In 2014–2016, the EOR technologies were successful tested in the Permian-Carboniferous reservoir of the Usinsk oilfield [1, p. 3; 2, p. 10; 5, pp. 280–282]: using the inorganic gel-forming system in three production wells developed by the natural mode, one steam-injection and two cyclic-steam wells; using the thermotropic polymer gel-forming system—in 10 production wells in the test area developed by thermal-steam stimulation and the sol-forming oil-displacing system with the controlled viscosity and alkalinity—in eight steam-injection wells (the effect was calculated for 75 production wells).

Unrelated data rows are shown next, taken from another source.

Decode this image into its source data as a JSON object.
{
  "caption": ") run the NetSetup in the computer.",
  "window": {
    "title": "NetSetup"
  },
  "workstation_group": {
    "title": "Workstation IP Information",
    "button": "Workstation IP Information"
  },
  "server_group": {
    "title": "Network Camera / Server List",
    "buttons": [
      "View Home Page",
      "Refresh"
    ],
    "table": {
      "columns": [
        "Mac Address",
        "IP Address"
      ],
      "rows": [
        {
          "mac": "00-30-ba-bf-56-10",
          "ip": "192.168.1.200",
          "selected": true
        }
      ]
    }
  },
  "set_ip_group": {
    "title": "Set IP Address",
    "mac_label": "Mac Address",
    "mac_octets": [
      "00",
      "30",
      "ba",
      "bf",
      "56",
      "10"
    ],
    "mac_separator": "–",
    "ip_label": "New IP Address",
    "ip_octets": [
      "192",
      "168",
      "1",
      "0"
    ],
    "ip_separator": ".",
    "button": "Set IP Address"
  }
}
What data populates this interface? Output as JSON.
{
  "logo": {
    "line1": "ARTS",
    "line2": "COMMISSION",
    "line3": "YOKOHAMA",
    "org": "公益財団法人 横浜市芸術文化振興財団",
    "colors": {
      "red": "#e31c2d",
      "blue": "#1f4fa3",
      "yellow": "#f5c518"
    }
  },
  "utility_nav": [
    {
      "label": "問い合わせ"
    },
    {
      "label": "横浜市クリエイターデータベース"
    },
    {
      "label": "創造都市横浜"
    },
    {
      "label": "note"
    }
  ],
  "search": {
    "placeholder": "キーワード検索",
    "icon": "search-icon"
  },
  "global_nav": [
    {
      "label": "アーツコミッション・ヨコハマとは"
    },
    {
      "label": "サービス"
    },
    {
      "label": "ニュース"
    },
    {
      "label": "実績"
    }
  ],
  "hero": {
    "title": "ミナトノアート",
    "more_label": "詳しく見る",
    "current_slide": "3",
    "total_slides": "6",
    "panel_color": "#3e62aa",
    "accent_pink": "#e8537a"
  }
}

The testing proved the efficiency of the systems and EOR technologies in the natural development mode and the thermal-steam stimulation. After the injection of the systems one observed a steady decrease in water cut and increase in oil production, Figs. 5 and 6. Thus, in 2014–2015 due to the injection of the sol-forming oil-displacing system in eight steam-injection wells incremental oil production amounted to more than 76,000 tons. The results obtained correspond to the world scientific and technological level.

Fig. 5
figure 5

The results of pilot tests for the water shutoff using the thermotropic polymer gel-forming system total in 5 production wells in the Permian-Carboniferous reservoir of the Usinsk oilfield: increased oil production rate and reduced water cut

Fig. 6
figure 6

Oil production rate and water cut before and after the injection of the sol-forming oil-displacing system at the thermal-steam stimulation in the test area of the Permian-Carboniferous reservoir of the Usinsk oilfield in 2014–2015

Conclusions

The use of new environmentally safe technologies intended to enhance oil recovery and stimulate oil production will enable to increase the final oil recovery factor by 2–7%; to decrease water cut of well production by 5–30%; to stimulate oil production 1.2–1.3 times and to carry out technological operations in the temperature range of 20–320 °C and formation water salinity up to 300 g/dm3. Large-scale commercial application of the newly developed EOR technologies will enable to extend the profitable exploitation of deposits at the later stage of their development and engage in the development deposits with difficult-to-recover hydrocarbon reserves including high-viscosity oil pools and Arctic deposits. It will contribute to the development of the oil industry in Russia and to the expansion of its fuel and energy base.